In Episode 5, I’m making one of my favorite “tastes-fancier-than-it-is” vegetables, a lemon and garlic roasted brussels sprouts dish. Brussels sprouts get a bad rap, don’t you think? I can’t say I was much of a fan of them either—until I stumbled upon this particular recipe a few years ago. So often recipes try to drown the natural, cabbage-y brussels flavor with stronger elements—bacon, cheese, sugar, for example—but instead, this recipe creates just a little sweetness through the natural roasting process and then the jolt of lemon just perks and brightens up the whole dish, I think. What I love most about this brussels sprouts recipe is that it works well cold or hot, making it perfect for potlucks and dinner parties.
Lemon and Garlic Roasted Brussels Sprouts
About 2 lbs Brussels Sprouts, washed and halved (make sure to leave a little bit of the stem intact so the sprout holds together)
1 tablespoon Olive Oil, divided
3 cloves of garlic, chopped thin
Fresh juice of one lemon
Kosher Salt and pepper
Preheat oven to 425 degrees.

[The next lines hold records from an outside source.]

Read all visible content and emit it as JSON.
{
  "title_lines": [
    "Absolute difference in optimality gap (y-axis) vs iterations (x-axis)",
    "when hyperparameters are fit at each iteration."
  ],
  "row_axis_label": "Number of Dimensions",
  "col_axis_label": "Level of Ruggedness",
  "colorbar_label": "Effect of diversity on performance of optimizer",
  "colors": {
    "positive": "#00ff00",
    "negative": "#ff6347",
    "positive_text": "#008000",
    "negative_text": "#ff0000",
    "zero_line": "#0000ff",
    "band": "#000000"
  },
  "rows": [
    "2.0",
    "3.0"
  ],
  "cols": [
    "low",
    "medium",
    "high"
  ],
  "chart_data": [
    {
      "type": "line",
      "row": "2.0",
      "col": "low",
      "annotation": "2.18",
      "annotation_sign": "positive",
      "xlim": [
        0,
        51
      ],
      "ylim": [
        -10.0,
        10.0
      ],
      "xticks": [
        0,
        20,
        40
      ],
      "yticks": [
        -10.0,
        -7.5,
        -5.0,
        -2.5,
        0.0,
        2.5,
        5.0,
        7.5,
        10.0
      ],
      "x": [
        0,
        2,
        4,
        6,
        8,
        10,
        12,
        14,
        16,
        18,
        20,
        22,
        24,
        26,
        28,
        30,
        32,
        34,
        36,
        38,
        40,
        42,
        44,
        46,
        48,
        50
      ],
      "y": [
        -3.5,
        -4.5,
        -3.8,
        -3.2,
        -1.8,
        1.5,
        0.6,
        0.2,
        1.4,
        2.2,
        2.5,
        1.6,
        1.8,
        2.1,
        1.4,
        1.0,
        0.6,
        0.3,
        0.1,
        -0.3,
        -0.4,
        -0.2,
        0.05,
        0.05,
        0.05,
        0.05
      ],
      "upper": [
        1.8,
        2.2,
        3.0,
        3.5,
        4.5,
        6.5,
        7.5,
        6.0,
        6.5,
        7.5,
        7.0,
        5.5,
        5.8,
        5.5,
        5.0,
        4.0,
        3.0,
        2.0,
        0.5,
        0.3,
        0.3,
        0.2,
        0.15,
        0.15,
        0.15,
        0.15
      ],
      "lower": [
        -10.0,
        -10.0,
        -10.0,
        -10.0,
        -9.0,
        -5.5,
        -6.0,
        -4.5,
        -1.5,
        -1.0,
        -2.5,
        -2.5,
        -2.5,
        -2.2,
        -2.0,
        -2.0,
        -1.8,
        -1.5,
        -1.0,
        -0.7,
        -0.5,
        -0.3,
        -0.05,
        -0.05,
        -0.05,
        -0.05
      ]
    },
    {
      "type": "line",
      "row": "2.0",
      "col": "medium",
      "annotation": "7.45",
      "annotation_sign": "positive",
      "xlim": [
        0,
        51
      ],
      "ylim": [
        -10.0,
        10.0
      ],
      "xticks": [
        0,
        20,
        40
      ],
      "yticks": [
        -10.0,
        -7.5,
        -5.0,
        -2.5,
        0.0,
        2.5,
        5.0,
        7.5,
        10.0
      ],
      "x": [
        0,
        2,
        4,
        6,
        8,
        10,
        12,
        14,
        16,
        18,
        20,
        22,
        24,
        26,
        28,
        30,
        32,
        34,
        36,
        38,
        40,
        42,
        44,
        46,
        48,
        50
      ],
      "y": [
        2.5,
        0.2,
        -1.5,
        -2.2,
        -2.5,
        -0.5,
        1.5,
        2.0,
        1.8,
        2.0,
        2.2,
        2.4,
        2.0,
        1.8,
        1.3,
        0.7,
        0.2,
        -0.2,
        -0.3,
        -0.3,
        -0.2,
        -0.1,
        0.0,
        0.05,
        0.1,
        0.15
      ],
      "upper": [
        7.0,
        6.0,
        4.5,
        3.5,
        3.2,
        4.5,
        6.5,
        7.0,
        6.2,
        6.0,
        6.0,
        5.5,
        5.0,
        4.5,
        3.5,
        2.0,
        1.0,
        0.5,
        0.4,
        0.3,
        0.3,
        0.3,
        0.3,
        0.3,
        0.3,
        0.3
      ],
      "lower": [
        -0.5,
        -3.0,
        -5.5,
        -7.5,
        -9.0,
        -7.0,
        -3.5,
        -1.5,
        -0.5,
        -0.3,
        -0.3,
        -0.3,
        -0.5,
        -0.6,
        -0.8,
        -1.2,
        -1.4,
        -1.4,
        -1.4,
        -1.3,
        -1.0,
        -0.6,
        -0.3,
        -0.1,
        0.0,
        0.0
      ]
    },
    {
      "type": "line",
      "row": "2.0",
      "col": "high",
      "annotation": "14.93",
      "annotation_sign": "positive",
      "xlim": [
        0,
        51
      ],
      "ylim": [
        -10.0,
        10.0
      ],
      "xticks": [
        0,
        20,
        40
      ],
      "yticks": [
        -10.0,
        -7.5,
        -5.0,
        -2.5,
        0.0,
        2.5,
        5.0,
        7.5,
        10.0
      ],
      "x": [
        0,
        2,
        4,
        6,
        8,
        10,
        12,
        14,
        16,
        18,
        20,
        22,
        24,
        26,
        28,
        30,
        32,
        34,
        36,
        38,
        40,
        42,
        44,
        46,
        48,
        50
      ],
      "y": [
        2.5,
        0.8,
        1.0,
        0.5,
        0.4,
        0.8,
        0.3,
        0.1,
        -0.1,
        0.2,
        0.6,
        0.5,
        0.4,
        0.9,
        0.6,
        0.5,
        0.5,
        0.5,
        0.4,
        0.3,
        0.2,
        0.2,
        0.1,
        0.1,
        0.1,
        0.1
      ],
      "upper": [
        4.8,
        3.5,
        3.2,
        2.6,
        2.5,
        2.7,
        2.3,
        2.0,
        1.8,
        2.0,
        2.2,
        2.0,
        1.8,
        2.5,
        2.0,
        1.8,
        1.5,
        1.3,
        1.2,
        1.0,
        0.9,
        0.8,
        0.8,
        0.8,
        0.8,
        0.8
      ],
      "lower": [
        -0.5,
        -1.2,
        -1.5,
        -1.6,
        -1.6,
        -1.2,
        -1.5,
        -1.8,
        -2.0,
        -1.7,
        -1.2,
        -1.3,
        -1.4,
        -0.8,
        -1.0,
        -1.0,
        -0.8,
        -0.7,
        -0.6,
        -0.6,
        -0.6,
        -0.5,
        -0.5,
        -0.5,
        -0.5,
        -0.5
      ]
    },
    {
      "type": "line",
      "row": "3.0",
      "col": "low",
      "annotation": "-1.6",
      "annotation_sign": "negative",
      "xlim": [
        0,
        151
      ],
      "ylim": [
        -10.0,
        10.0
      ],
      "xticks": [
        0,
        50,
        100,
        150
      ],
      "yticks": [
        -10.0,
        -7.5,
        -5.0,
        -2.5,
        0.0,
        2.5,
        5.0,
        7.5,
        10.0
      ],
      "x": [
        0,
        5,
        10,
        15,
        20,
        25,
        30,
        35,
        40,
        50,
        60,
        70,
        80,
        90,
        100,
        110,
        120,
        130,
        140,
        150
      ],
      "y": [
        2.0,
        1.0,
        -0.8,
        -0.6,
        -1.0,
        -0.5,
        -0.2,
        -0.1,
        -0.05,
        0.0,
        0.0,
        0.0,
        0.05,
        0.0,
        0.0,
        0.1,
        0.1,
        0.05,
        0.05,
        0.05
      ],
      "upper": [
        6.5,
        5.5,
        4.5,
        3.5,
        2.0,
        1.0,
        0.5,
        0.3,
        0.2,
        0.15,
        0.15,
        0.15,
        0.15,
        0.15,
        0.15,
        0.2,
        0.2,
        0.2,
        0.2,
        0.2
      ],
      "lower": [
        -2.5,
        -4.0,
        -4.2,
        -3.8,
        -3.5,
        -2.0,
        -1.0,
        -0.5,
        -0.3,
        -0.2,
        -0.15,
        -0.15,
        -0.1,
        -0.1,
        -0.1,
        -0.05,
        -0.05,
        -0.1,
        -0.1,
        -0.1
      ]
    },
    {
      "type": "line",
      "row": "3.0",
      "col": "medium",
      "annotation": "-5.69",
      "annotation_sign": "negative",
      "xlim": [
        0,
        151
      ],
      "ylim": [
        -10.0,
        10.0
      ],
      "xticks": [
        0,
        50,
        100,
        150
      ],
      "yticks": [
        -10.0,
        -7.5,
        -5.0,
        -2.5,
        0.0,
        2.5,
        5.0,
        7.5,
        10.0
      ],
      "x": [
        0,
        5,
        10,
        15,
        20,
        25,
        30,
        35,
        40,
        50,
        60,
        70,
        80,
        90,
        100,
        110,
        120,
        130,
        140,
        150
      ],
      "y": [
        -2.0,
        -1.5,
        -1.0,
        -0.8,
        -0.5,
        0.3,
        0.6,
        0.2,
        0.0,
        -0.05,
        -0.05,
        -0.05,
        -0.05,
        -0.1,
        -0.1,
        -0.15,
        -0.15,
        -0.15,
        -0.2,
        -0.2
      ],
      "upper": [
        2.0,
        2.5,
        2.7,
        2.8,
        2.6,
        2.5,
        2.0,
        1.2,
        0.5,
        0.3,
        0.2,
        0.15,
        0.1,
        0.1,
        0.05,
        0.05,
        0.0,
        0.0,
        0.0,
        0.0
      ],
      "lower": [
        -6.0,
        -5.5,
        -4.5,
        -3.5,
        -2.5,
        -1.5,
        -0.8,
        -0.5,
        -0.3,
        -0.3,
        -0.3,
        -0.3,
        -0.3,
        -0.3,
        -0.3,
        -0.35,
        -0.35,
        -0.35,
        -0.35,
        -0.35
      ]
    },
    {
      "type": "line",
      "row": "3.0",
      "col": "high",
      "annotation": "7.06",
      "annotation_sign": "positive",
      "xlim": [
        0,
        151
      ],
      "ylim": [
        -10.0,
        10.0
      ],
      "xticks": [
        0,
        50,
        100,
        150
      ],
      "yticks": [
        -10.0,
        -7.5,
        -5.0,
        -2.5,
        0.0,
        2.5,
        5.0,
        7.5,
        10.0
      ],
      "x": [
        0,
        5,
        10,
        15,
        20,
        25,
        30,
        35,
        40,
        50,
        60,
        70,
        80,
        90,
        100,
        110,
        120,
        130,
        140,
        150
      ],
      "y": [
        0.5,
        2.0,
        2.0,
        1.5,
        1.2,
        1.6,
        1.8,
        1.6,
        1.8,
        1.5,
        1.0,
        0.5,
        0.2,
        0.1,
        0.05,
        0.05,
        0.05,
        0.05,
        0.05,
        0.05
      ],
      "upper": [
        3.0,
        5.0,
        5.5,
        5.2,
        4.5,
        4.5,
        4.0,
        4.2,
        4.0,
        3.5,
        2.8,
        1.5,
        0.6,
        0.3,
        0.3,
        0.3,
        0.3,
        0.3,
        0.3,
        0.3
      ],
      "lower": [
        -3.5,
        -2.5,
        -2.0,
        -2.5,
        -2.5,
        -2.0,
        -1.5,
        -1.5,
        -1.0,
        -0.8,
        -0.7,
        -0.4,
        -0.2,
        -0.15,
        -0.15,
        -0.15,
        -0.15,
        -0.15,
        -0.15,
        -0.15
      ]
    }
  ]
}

Place the Brussels in a large bowl. Add half the olive oil (about a teaspoon and a half; eyeball it) and season with a bit of kosher salt and pepper. Transfer to a baking dish and pop in the oven to roast for 20-25 minutes or until nicely browned, making sure to toss the Brussels a few times for even cooking. When the Brussels are done cooking, begin heating the remaining oil over medium low heat. Sauté the garlic until the edges just begin to brown, then remove from heat and quickly add in the lemon juice. Pour mixture over Brussels and stir well. That’s it!